Moussa Diop pensait faire une bonne action en embauchant Nafi Diouf. Sensible à sa situation après la perte de son précédent emploi, il lui confie la gestion de l’un de ses points de service. Mais ce geste bienveillant se retourne contre lui lorsque l’étudiante, prise dans l’engrenage du jeu, vole dans les caisses du commerce pour tenter sa chance sur des paris sportifs.

L’histoire prend un tournant inattendu lorsqu’elle arrive au travail en retard, l’air troublé, avant de disparaître sans explication. Peu après, sa mère débarque en larmes dans la boutique, implorant le pardon de Moussa Diop. La vérité éclate alors : sa jeune employée a tout perdu aux jeux.
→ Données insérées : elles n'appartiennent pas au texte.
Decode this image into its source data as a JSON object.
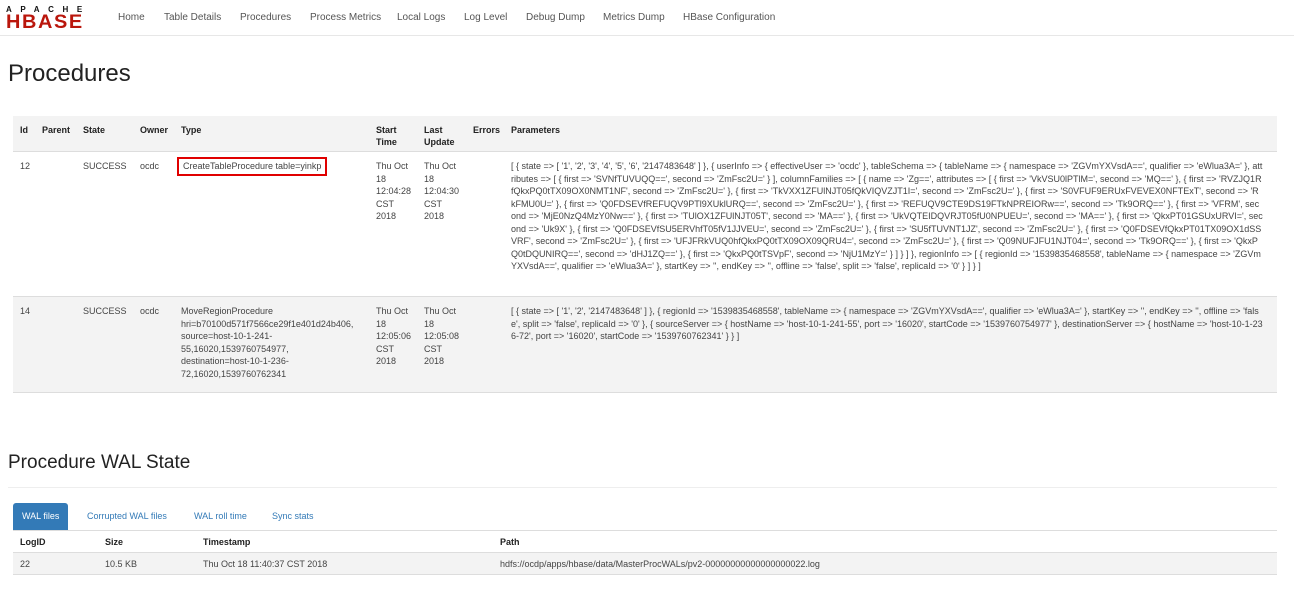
{
  "logo": {
    "apache": "APACHE",
    "hbase": "HBASE"
  },
  "nav": [
    "Home",
    "Table Details",
    "Procedures",
    "Process Metrics",
    "Local Logs",
    "Log Level",
    "Debug Dump",
    "Metrics Dump",
    "HBase Configuration"
  ],
  "page_title": "Procedures",
  "procedures": {
    "headers": {
      "id": "Id",
      "parent": "Parent",
      "state": "State",
      "owner": "Owner",
      "type": "Type",
      "start_1": "Start",
      "start_2": "Time",
      "update_1": "Last",
      "update_2": "Update",
      "errors": "Errors",
      "parameters": "Parameters"
    },
    "rows": [
      {
        "id": "12",
        "parent": "",
        "state": "SUCCESS",
        "owner": "ocdc",
        "type": "CreateTableProcedure table=yinkp",
        "start": [
          "Thu Oct",
          "18",
          "12:04:28",
          "CST",
          "2018"
        ],
        "update": [
          "Thu Oct",
          "18",
          "12:04:30",
          "CST",
          "2018"
        ],
        "errors": "",
        "parameters": "[ { state => [ '1', '2', '3', '4', '5', '6', '2147483648' ] }, { userInfo => { effectiveUser => 'ocdc' }, tableSchema => { tableName => { namespace => 'ZGVmYXVsdA==', qualifier => 'eWlua3A=' }, attributes => [ { first => 'SVNfTUVUQQ==', second => 'ZmFsc2U=' } ], columnFamilies => [ { name => 'Zg==', attributes => [ { first => 'VkVSU0lPTlM=', second => 'MQ==' }, { first => 'RVZJQ1RfQkxPQ0tTX09OX0NMT1NF', second => 'ZmFsc2U=' }, { first => 'TkVXX1ZFUlNJT05fQkVIQVZJT1I=', second => 'ZmFsc2U=' }, { first => 'S0VFUF9ERUxFVEVEX0NFTExT', second => 'RkFMU0U=' }, { first => 'Q0FDSEVfREFUQV9PTl9XUklURQ==', second => 'ZmFsc2U=' }, { first => 'REFUQV9CTE9DS19FTkNPREIORw==', second => 'Tk9ORQ==' }, { first => 'VFRM', second => 'MjE0NzQ4MzY0Nw==' }, { first => 'TUlOX1ZFUlNJT05T', second => 'MA==' }, { first => 'UkVQTEIDQVRJT05fU0NPUEU=', second => 'MA==' }, { first => 'QkxPT01GSUxURVI=', second => 'Uk9X' }, { first => 'Q0FDSEVfSU5ERVhfT05fV1JJVEU=', second => 'ZmFsc2U=' }, { first => 'SU5fTUVNT1JZ', second => 'ZmFsc2U=' }, { first => 'Q0FDSEVfQkxPT01TX09OX1dSSVRF', second => 'ZmFsc2U=' }, { first => 'UFJFRkVUQ0hfQkxPQ0tTX09OX09QRU4=', second => 'ZmFsc2U=' }, { first => 'Q09NUFJFU1NJT04=', second => 'Tk9ORQ==' }, { first => 'QkxPQ0tDQUNIRQ==', second => 'dHJ1ZQ==' }, { first => 'QkxPQ0tTSVpF', second => 'NjU1MzY=' } ] } ] }, regionInfo => [ { regionId => '1539835468558', tableName => { namespace => 'ZGVmYXVsdA==', qualifier => 'eWlua3A=' }, startKey => '', endKey => '', offline => 'false', split => 'false', replicaId => '0' } ] } ]"
      },
      {
        "id": "14",
        "parent": "",
        "state": "SUCCESS",
        "owner": "ocdc",
        "type": [
          "MoveRegionProcedure",
          "hri=b70100d571f7566ce29f1e401d24b406,",
          "source=host-10-1-241-",
          "55,16020,1539760754977,",
          "destination=host-10-1-236-",
          "72,16020,1539760762341"
        ],
        "start": [
          "Thu Oct",
          "18",
          "12:05:06",
          "CST",
          "2018"
        ],
        "update": [
          "Thu Oct",
          "18",
          "12:05:08",
          "CST",
          "2018"
        ],
        "errors": "",
        "parameters": "[ { state => [ '1', '2', '2147483648' ] }, { regionId => '1539835468558', tableName => { namespace => 'ZGVmYXVsdA==', qualifier => 'eWlua3A=' }, startKey => '', endKey => '', offline => 'false', split => 'false', replicaId => '0' }, { sourceServer => { hostName => 'host-10-1-241-55', port => '16020', startCode => '1539760754977' }, destinationServer => { hostName => 'host-10-1-236-72', port => '16020', startCode => '1539760762341' } } ]"
      }
    ]
  },
  "wal": {
    "title": "Procedure WAL State",
    "tabs": [
      "WAL files",
      "Corrupted WAL files",
      "WAL roll time",
      "Sync stats"
    ],
    "active_tab": "WAL files",
    "headers": {
      "logid": "LogID",
      "size": "Size",
      "timestamp": "Timestamp",
      "path": "Path"
    },
    "rows": [
      {
        "logid": "22",
        "size": "10.5 KB",
        "timestamp": "Thu Oct 18 11:40:37 CST 2018",
        "path": "hdfs://ocdp/apps/hbase/data/MasterProcWALs/pv2-00000000000000000022.log"
      }
    ]
  }
}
Placée sous mandat de dépôt depuis le 19 février 2025, Nafi Diouf ne cherche pas à fuir ses responsabilités. Devant le tribunal, elle admet les faits sans détour. Elle indique avoir déjà restitué 1 million de FCFA, mais son ancien employeur réclame encore le reste.

Le procureur a requis l’application stricte de la loi, mais le tribunal a finalement statué sur une peine d’un mois de prison avec sursis, assortie d’une obligation de remboursement de 2,1 millions de FCFA.

Si la sanction judiciaire est relativement clémente, la sanction sociale, elle, est bien plus lourde. En quelques jours, Nafi Diouf a perdu bien plus que de l’argent : un emploi, la confiance de son entourage et une réputation entachée.

Quant à Moussa Diop, il reste avec un sentiment de trahison et un trou béant dans ses finances. Cette affaire illustre une fois de plus les ravages de l’addiction aux jeux d’argent, un fléau qui, chaque jour, pousse des individus à tout risquer… pour souvent tout perdre.